En este libro, de la editorial Phaidon, participan David Malin, astrofotógrafo, y Katherine Roucoux, académica especializada en temas científicos, y es otro testimonio que comprueba lo mucho que nos falta para llegar a entender la grandeza del orbe al que pertenecemos, al que pocas veces hacemos honor a su majestuosidad. Una telaraña, vista con 53 aumentos, es una mezcla de tecnología espacial y arte abstracto. Las huellas dactilares, con 50 aumentos, parecen un campo arado por un labriego laborioso. Sobrecoge el colorido de la redonda Tierra en el negro espacio, tal como la avistan los astronautas. El orden impecable del mundo que no vemos contrasta con el desorden en que moramos.

Una fotografía estroboscópica de una gota de leche que golpea un plato forma una corona que parece diseñada por un audaz joyero. Un cubito de hielo deshaciéndose, en una fotografía infrarroja, semeja un astro envuelto en capas de variadas tesituras.

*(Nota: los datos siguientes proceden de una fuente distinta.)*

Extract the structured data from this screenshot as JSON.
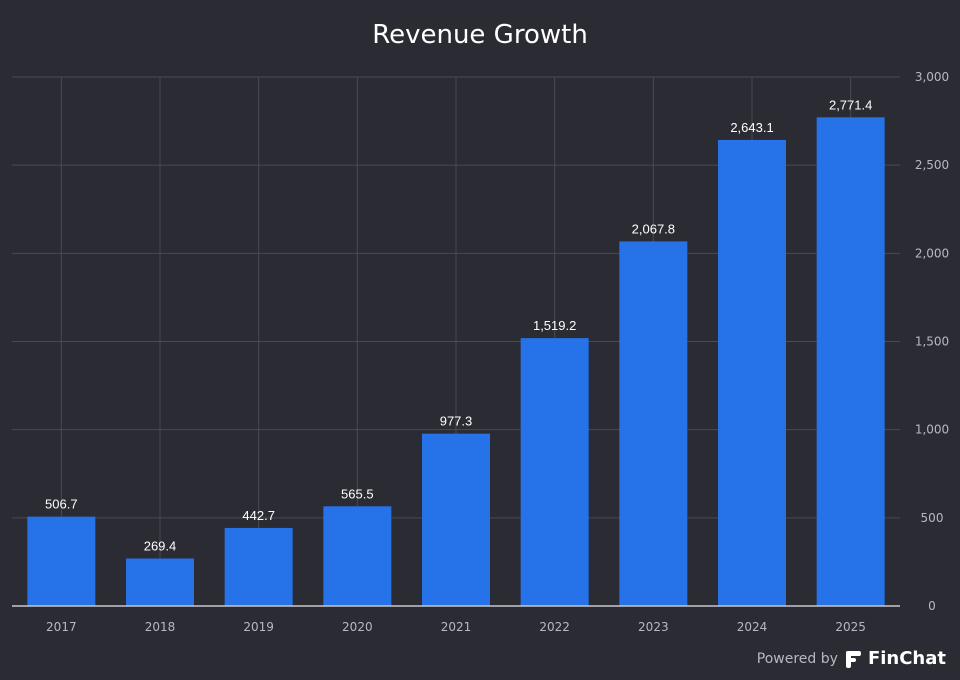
{
  "chart_data": {
    "type": "bar",
    "title": "Revenue Growth",
    "categories": [
      "2017",
      "2018",
      "2019",
      "2020",
      "2021",
      "2022",
      "2023",
      "2024",
      "2025"
    ],
    "values": [
      506.7,
      269.4,
      442.7,
      565.5,
      977.3,
      1519.2,
      2067.8,
      2643.1,
      2771.4
    ],
    "data_labels": [
      "506.7",
      "269.4",
      "442.7",
      "565.5",
      "977.3",
      "1,519.2",
      "2,067.8",
      "2,643.1",
      "2,771.4"
    ],
    "xlabel": "",
    "ylabel": "",
    "ylim": [
      0,
      3000
    ],
    "yticks": [
      0,
      500,
      1000,
      1500,
      2000,
      2500,
      3000
    ],
    "ytick_labels": [
      "0",
      "500",
      "1,000",
      "1,500",
      "2,000",
      "2,500",
      "3,000"
    ],
    "y_axis_side": "right",
    "grid": true,
    "bar_color": "#2672e8",
    "background_color": "#2b2b33"
  },
  "footer": {
    "powered_by": "Powered by",
    "brand": "FinChat"
  }
}
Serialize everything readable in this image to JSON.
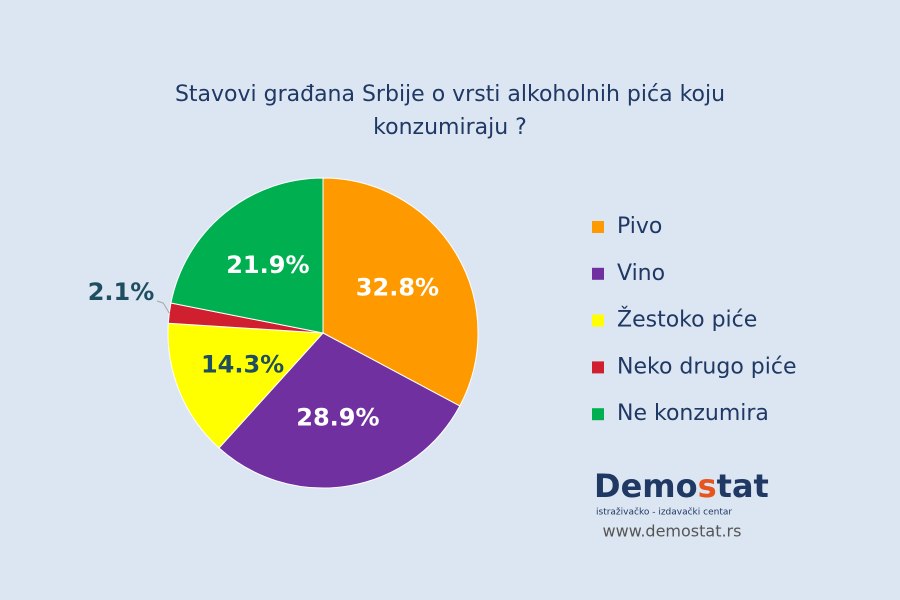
{
  "chart_data": {
    "type": "pie",
    "title": "Stavovi građana Srbije o vrsti alkoholnih pića koju konzumiraju ?",
    "categories": [
      "Pivo",
      "Vino",
      "Žestoko piće",
      "Neko drugo piće",
      "Ne konzumira"
    ],
    "values": [
      32.8,
      28.9,
      14.3,
      2.1,
      21.9
    ],
    "value_labels": [
      "32.8%",
      "28.9%",
      "14.3%",
      "2.1%",
      "21.9%"
    ],
    "colors": [
      "#ff9900",
      "#7030a0",
      "#ffff00",
      "#d01f2e",
      "#00b050"
    ],
    "label_colors": [
      "#ffffff",
      "#ffffff",
      "#1f4e60",
      "#1f4e60",
      "#ffffff"
    ],
    "legend": "right"
  },
  "branding": {
    "logo_parts": [
      "Demo",
      "s",
      "tat"
    ],
    "tagline": "istraživačko - izdavački  centar",
    "url": "www.demostat.rs"
  }
}
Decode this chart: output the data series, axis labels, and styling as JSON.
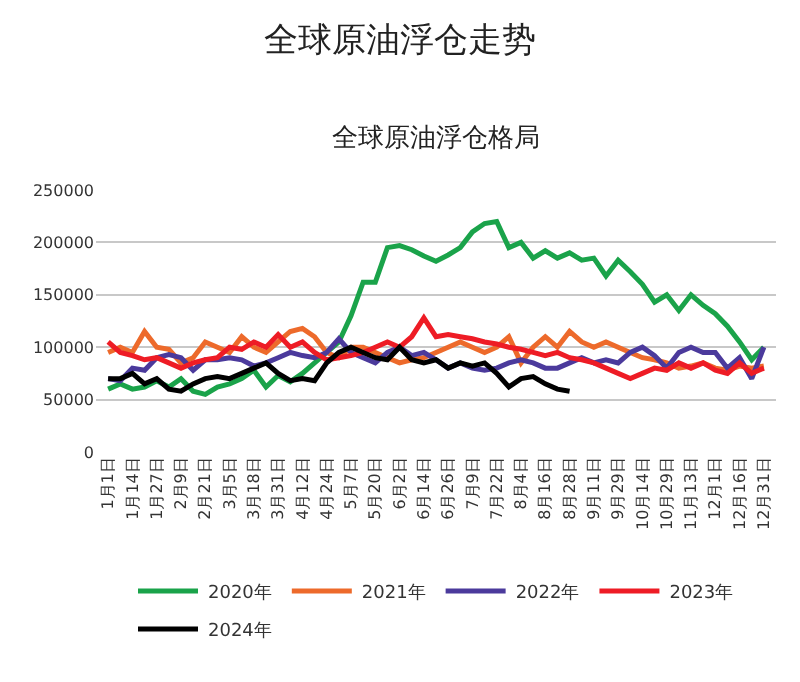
{
  "chart_data": {
    "type": "line",
    "title": "全球原油浮仓走势",
    "subtitle": "全球原油浮仓格局",
    "categories": [
      "1月1日",
      null,
      "1月14日",
      null,
      "1月27日",
      null,
      "2月9日",
      null,
      "2月21日",
      null,
      "3月5日",
      null,
      "3月18日",
      null,
      "3月31日",
      null,
      "4月12日",
      null,
      "4月24日",
      null,
      "5月7日",
      null,
      "5月20日",
      null,
      "6月2日",
      null,
      "6月14日",
      null,
      "6月26日",
      null,
      "7月9日",
      null,
      "7月22日",
      null,
      "8月4日",
      null,
      "8月16日",
      null,
      "8月28日",
      null,
      "9月11日",
      null,
      "9月29日",
      null,
      "10月14日",
      null,
      "10月29日",
      null,
      "11月13日",
      null,
      "12月1日",
      null,
      "12月16日",
      null,
      "12月31日"
    ],
    "series": [
      {
        "name": "2020年",
        "color": "#1aa34a",
        "values": [
          60000,
          65000,
          60000,
          62000,
          68000,
          62000,
          70000,
          58000,
          55000,
          62000,
          65000,
          70000,
          78000,
          62000,
          73000,
          67000,
          75000,
          85000,
          95000,
          105000,
          130000,
          162000,
          162000,
          195000,
          197000,
          193000,
          187000,
          182000,
          188000,
          195000,
          210000,
          218000,
          220000,
          195000,
          200000,
          185000,
          192000,
          185000,
          190000,
          183000,
          185000,
          168000,
          183000,
          172000,
          160000,
          143000,
          150000,
          135000,
          150000,
          140000,
          132000,
          120000,
          105000,
          88000,
          100000
        ]
      },
      {
        "name": "2021年",
        "color": "#ed6a2b",
        "values": [
          95000,
          100000,
          95000,
          115000,
          100000,
          98000,
          85000,
          90000,
          105000,
          100000,
          95000,
          110000,
          100000,
          95000,
          105000,
          115000,
          118000,
          110000,
          95000,
          90000,
          100000,
          100000,
          95000,
          90000,
          85000,
          88000,
          90000,
          95000,
          100000,
          105000,
          100000,
          95000,
          100000,
          110000,
          85000,
          100000,
          110000,
          100000,
          115000,
          105000,
          100000,
          105000,
          100000,
          95000,
          90000,
          88000,
          85000,
          80000,
          82000,
          85000,
          80000,
          78000,
          82000,
          80000,
          82000
        ]
      },
      {
        "name": "2022年",
        "color": "#4b3a9c",
        "values": [
          70000,
          68000,
          80000,
          78000,
          90000,
          93000,
          90000,
          78000,
          88000,
          88000,
          90000,
          88000,
          82000,
          85000,
          90000,
          95000,
          92000,
          90000,
          95000,
          108000,
          95000,
          90000,
          85000,
          95000,
          100000,
          92000,
          95000,
          88000,
          80000,
          85000,
          80000,
          78000,
          80000,
          85000,
          88000,
          85000,
          80000,
          80000,
          85000,
          90000,
          85000,
          88000,
          85000,
          95000,
          100000,
          92000,
          80000,
          95000,
          100000,
          95000,
          95000,
          80000,
          90000,
          70000,
          100000
        ]
      },
      {
        "name": "2023年",
        "color": "#ee1c25",
        "values": [
          105000,
          95000,
          92000,
          88000,
          90000,
          85000,
          80000,
          85000,
          88000,
          90000,
          100000,
          98000,
          105000,
          100000,
          112000,
          100000,
          105000,
          95000,
          88000,
          90000,
          92000,
          95000,
          100000,
          105000,
          100000,
          110000,
          128000,
          110000,
          112000,
          110000,
          108000,
          105000,
          103000,
          100000,
          98000,
          95000,
          92000,
          95000,
          90000,
          88000,
          85000,
          80000,
          75000,
          70000,
          75000,
          80000,
          78000,
          85000,
          80000,
          85000,
          78000,
          75000,
          85000,
          75000,
          80000
        ]
      },
      {
        "name": "2024年",
        "color": "#000000",
        "values": [
          70000,
          70000,
          75000,
          65000,
          70000,
          60000,
          58000,
          65000,
          70000,
          72000,
          70000,
          75000,
          80000,
          85000,
          75000,
          68000,
          70000,
          68000,
          85000,
          95000,
          100000,
          95000,
          90000,
          88000,
          100000,
          88000,
          85000,
          88000,
          80000,
          85000,
          82000,
          85000,
          75000,
          62000,
          70000,
          72000,
          65000,
          60000,
          58000,
          null,
          null,
          null,
          null,
          null,
          null,
          null,
          null,
          null,
          null,
          null,
          null,
          null,
          null,
          null,
          null
        ]
      }
    ],
    "ylim": [
      0,
      250000
    ],
    "yticks": [
      0,
      50000,
      100000,
      150000,
      200000,
      250000
    ],
    "grid": "y",
    "legend": "bottom",
    "marker": "none",
    "line_style": "solid"
  }
}
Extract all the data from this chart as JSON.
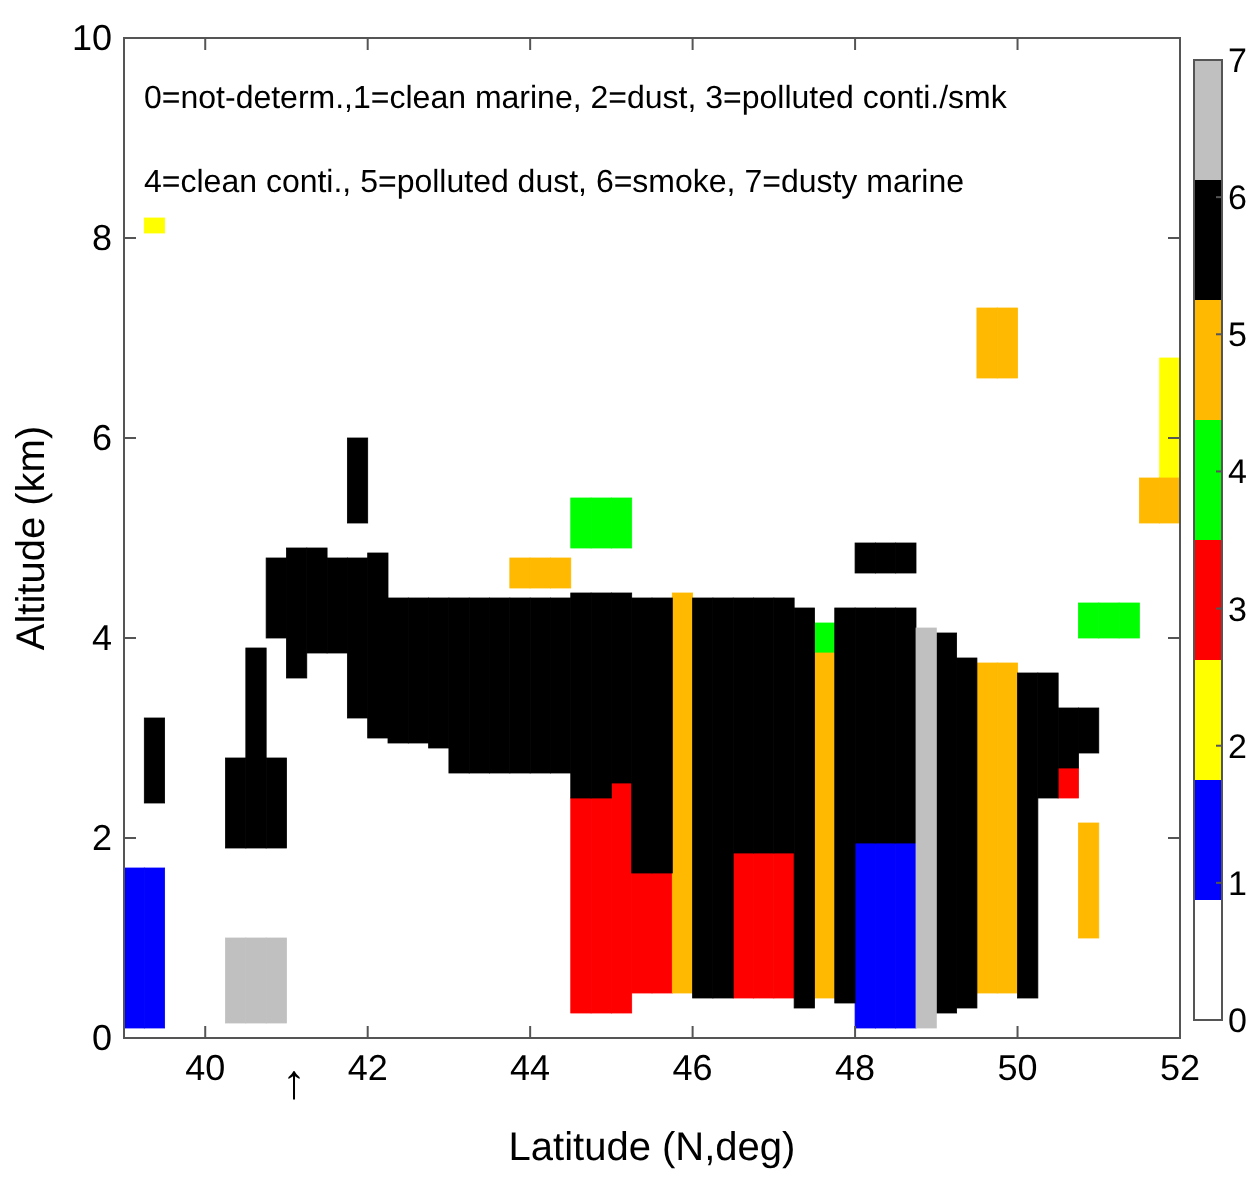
{
  "chart_data": {
    "type": "bar",
    "xlabel": "Latitude (N,deg)",
    "ylabel": "Altitude (km)",
    "annotations": [
      "0=not-determ.,1=clean marine, 2=dust, 3=polluted conti./smk",
      "4=clean conti., 5=polluted dust, 6=smoke, 7=dusty marine",
      "↑"
    ],
    "xlim": [
      39,
      52
    ],
    "xticks": [
      40,
      42,
      44,
      46,
      48,
      50,
      52
    ],
    "ylim": [
      0,
      10
    ],
    "yticks": [
      0,
      2,
      4,
      6,
      8,
      10
    ],
    "clim": [
      0,
      7
    ],
    "cticks": [
      0,
      1,
      2,
      3,
      4,
      5,
      6,
      7
    ],
    "colors": [
      "#ffffff",
      "#0000ff",
      "#ffff00",
      "#ff0000",
      "#00ff00",
      "#ffb900",
      "#000000",
      "#c0c0c0"
    ],
    "x": [
      39.125,
      39.375,
      40.375,
      40.625,
      40.875,
      41.125,
      41.375,
      41.625,
      41.875,
      42.125,
      42.375,
      42.625,
      42.875,
      43.125,
      43.375,
      43.625,
      43.875,
      44.125,
      44.375,
      44.625,
      44.875,
      45.125,
      45.375,
      45.625,
      45.875,
      46.125,
      46.375,
      46.625,
      46.875,
      47.125,
      47.375,
      47.625,
      47.875,
      48.125,
      48.375,
      48.625,
      48.875,
      49.125,
      49.375,
      49.625,
      49.875,
      50.125,
      50.375,
      50.625,
      50.875,
      51.125,
      51.375,
      51.625,
      51.875
    ],
    "series": [
      {
        "color": "#0000ff",
        "base": [
          0.1,
          0.1,
          null,
          null,
          null,
          null,
          null,
          null,
          null,
          null,
          null,
          null,
          null,
          null,
          null,
          null,
          null,
          null,
          null,
          null,
          null,
          null,
          null,
          null,
          null,
          null,
          null,
          null,
          null,
          null,
          null,
          null,
          null,
          0.1,
          0.1,
          0.1,
          null,
          null,
          null,
          null,
          null,
          null,
          null,
          null,
          null,
          null,
          null,
          null,
          null
        ],
        "values": [
          1.6,
          1.6,
          null,
          null,
          null,
          null,
          null,
          null,
          null,
          null,
          null,
          null,
          null,
          null,
          null,
          null,
          null,
          null,
          null,
          null,
          null,
          null,
          null,
          null,
          null,
          null,
          null,
          null,
          null,
          null,
          null,
          null,
          null,
          1.85,
          1.85,
          1.85,
          null,
          null,
          null,
          null,
          null,
          null,
          null,
          null,
          null,
          null,
          null,
          null,
          null
        ]
      },
      {
        "color": "#ffff00",
        "base": [
          null,
          8.05,
          null,
          null,
          null,
          null,
          null,
          null,
          null,
          null,
          null,
          null,
          null,
          null,
          null,
          null,
          null,
          null,
          null,
          null,
          null,
          null,
          null,
          null,
          null,
          null,
          null,
          null,
          null,
          null,
          null,
          null,
          null,
          null,
          null,
          null,
          null,
          null,
          null,
          null,
          null,
          null,
          null,
          null,
          null,
          null,
          null,
          null,
          5.6
        ],
        "values": [
          null,
          0.15,
          null,
          null,
          null,
          null,
          null,
          null,
          null,
          null,
          null,
          null,
          null,
          null,
          null,
          null,
          null,
          null,
          null,
          null,
          null,
          null,
          null,
          null,
          null,
          null,
          null,
          null,
          null,
          null,
          null,
          null,
          null,
          null,
          null,
          null,
          null,
          null,
          null,
          null,
          null,
          null,
          null,
          null,
          null,
          null,
          null,
          null,
          1.2
        ]
      },
      {
        "color": "#ff0000",
        "base": [
          null,
          null,
          null,
          null,
          null,
          null,
          null,
          null,
          null,
          null,
          null,
          null,
          null,
          null,
          null,
          null,
          null,
          null,
          null,
          0.25,
          0.25,
          0.25,
          0.45,
          0.45,
          null,
          null,
          null,
          0.4,
          0.4,
          0.4,
          null,
          null,
          null,
          null,
          null,
          null,
          null,
          null,
          null,
          null,
          null,
          null,
          null,
          2.4,
          null,
          null,
          null,
          null,
          null
        ],
        "values": [
          null,
          null,
          null,
          null,
          null,
          null,
          null,
          null,
          null,
          null,
          null,
          null,
          null,
          null,
          null,
          null,
          null,
          null,
          null,
          2.15,
          2.15,
          2.3,
          1.2,
          1.2,
          null,
          null,
          null,
          1.45,
          1.45,
          1.45,
          null,
          null,
          null,
          null,
          null,
          null,
          null,
          null,
          null,
          null,
          null,
          null,
          null,
          0.3,
          null,
          null,
          null,
          null,
          null
        ]
      },
      {
        "color": "#00ff00",
        "base": [
          null,
          null,
          null,
          null,
          null,
          null,
          null,
          null,
          null,
          null,
          null,
          null,
          null,
          null,
          null,
          null,
          null,
          null,
          null,
          4.9,
          4.9,
          4.9,
          null,
          null,
          null,
          null,
          null,
          null,
          null,
          null,
          null,
          3.85,
          null,
          null,
          null,
          null,
          null,
          null,
          null,
          null,
          null,
          null,
          null,
          null,
          4.0,
          4.0,
          4.0,
          null,
          null
        ],
        "values": [
          null,
          null,
          null,
          null,
          null,
          null,
          null,
          null,
          null,
          null,
          null,
          null,
          null,
          null,
          null,
          null,
          null,
          null,
          null,
          0.5,
          0.5,
          0.5,
          null,
          null,
          null,
          null,
          null,
          null,
          null,
          null,
          null,
          0.3,
          null,
          null,
          null,
          null,
          null,
          null,
          null,
          null,
          null,
          null,
          null,
          null,
          0.35,
          0.35,
          0.35,
          null,
          null
        ]
      },
      {
        "color": "#ffb900",
        "base": [
          null,
          null,
          null,
          null,
          null,
          null,
          null,
          null,
          null,
          null,
          null,
          null,
          null,
          null,
          null,
          null,
          4.5,
          4.5,
          4.5,
          null,
          null,
          null,
          null,
          null,
          0.45,
          null,
          null,
          null,
          null,
          null,
          null,
          0.4,
          null,
          null,
          null,
          null,
          null,
          null,
          null,
          0.45,
          0.45,
          null,
          null,
          null,
          1.0,
          null,
          null,
          5.15,
          5.15
        ],
        "values": [
          null,
          null,
          null,
          null,
          null,
          null,
          null,
          null,
          null,
          null,
          null,
          null,
          null,
          null,
          null,
          null,
          0.3,
          0.3,
          0.3,
          null,
          null,
          null,
          null,
          null,
          4.0,
          null,
          null,
          null,
          null,
          null,
          null,
          3.45,
          null,
          null,
          null,
          null,
          null,
          null,
          null,
          3.3,
          3.3,
          null,
          null,
          null,
          1.15,
          null,
          null,
          0.45,
          0.45
        ]
      },
      {
        "color": "#ffb900",
        "base": [
          null,
          null,
          null,
          null,
          null,
          null,
          null,
          null,
          null,
          null,
          null,
          null,
          null,
          null,
          null,
          null,
          null,
          null,
          null,
          null,
          null,
          null,
          null,
          null,
          null,
          null,
          null,
          null,
          null,
          null,
          null,
          null,
          null,
          null,
          null,
          null,
          null,
          null,
          null,
          6.6,
          6.6,
          null,
          null,
          null,
          null,
          null,
          null,
          null,
          null
        ],
        "values": [
          null,
          null,
          null,
          null,
          null,
          null,
          null,
          null,
          null,
          null,
          null,
          null,
          null,
          null,
          null,
          null,
          null,
          null,
          null,
          null,
          null,
          null,
          null,
          null,
          null,
          null,
          null,
          null,
          null,
          null,
          null,
          null,
          null,
          null,
          null,
          null,
          null,
          null,
          null,
          0.7,
          0.7,
          null,
          null,
          null,
          null,
          null,
          null,
          null,
          null
        ]
      },
      {
        "color": "#000000",
        "base": [
          null,
          2.35,
          1.9,
          1.9,
          1.9,
          3.6,
          3.85,
          3.85,
          3.2,
          3.0,
          2.95,
          2.95,
          2.9,
          2.65,
          2.65,
          2.65,
          2.65,
          2.65,
          2.65,
          2.4,
          2.4,
          2.55,
          1.65,
          1.65,
          null,
          0.4,
          0.4,
          1.85,
          1.85,
          1.85,
          0.3,
          null,
          0.35,
          1.95,
          1.95,
          1.95,
          null,
          0.25,
          0.3,
          null,
          null,
          0.4,
          2.4,
          2.7,
          2.85,
          null,
          null,
          null,
          null
        ],
        "values": [
          null,
          0.85,
          0.9,
          2.0,
          0.9,
          1.3,
          1.05,
          0.95,
          1.6,
          1.85,
          1.45,
          1.45,
          1.5,
          1.75,
          1.75,
          1.75,
          1.75,
          1.75,
          1.75,
          2.05,
          2.05,
          1.9,
          2.75,
          2.75,
          null,
          4.0,
          4.0,
          2.55,
          2.55,
          2.55,
          4.0,
          null,
          3.95,
          2.35,
          2.35,
          2.35,
          null,
          3.8,
          3.5,
          null,
          null,
          3.25,
          1.25,
          0.6,
          0.45,
          null,
          null,
          null,
          null
        ]
      },
      {
        "color": "#000000",
        "base": [
          null,
          null,
          null,
          null,
          4.0,
          null,
          null,
          null,
          5.15,
          null,
          null,
          null,
          null,
          null,
          null,
          null,
          null,
          null,
          null,
          null,
          null,
          null,
          null,
          null,
          null,
          null,
          null,
          null,
          null,
          null,
          null,
          null,
          null,
          4.65,
          4.65,
          4.65,
          null,
          null,
          null,
          null,
          null,
          null,
          null,
          null,
          null,
          null,
          null,
          null,
          null
        ],
        "values": [
          null,
          null,
          null,
          null,
          0.8,
          null,
          null,
          null,
          0.85,
          null,
          null,
          null,
          null,
          null,
          null,
          null,
          null,
          null,
          null,
          null,
          null,
          null,
          null,
          null,
          null,
          null,
          null,
          null,
          null,
          null,
          null,
          null,
          null,
          0.3,
          0.3,
          0.3,
          null,
          null,
          null,
          null,
          null,
          null,
          null,
          null,
          null,
          null,
          null,
          null,
          null
        ]
      },
      {
        "color": "#c0c0c0",
        "base": [
          null,
          null,
          0.15,
          0.15,
          0.15,
          null,
          null,
          null,
          null,
          null,
          null,
          null,
          null,
          null,
          null,
          null,
          null,
          null,
          null,
          null,
          null,
          null,
          null,
          null,
          null,
          null,
          null,
          null,
          null,
          null,
          null,
          null,
          null,
          null,
          null,
          null,
          0.1,
          null,
          null,
          null,
          null,
          null,
          null,
          null,
          null,
          null,
          null,
          null,
          null
        ],
        "values": [
          null,
          null,
          0.85,
          0.85,
          0.85,
          null,
          null,
          null,
          null,
          null,
          null,
          null,
          null,
          null,
          null,
          null,
          null,
          null,
          null,
          null,
          null,
          null,
          null,
          null,
          null,
          null,
          null,
          null,
          null,
          null,
          null,
          null,
          null,
          null,
          null,
          null,
          4.0,
          null,
          null,
          null,
          null,
          null,
          null,
          null,
          null,
          null,
          null,
          null,
          null
        ]
      }
    ]
  }
}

Las vértebras lumbares, en una radiografía, son armoniosas partes de un tótem tallado con esmero. Desde el satélite, entendemos la íntima conexión geográfica de Nápoles con el volcán Vesubio que arrincona al puerto contra el mar. El río Amarillo en China, a 5.500 kilómetros de altura, permite entender el contraste armonioso de los elementos de la naturaleza. Este libro hace notoria la ceguera ante tanto prodigio natural que nos rodea.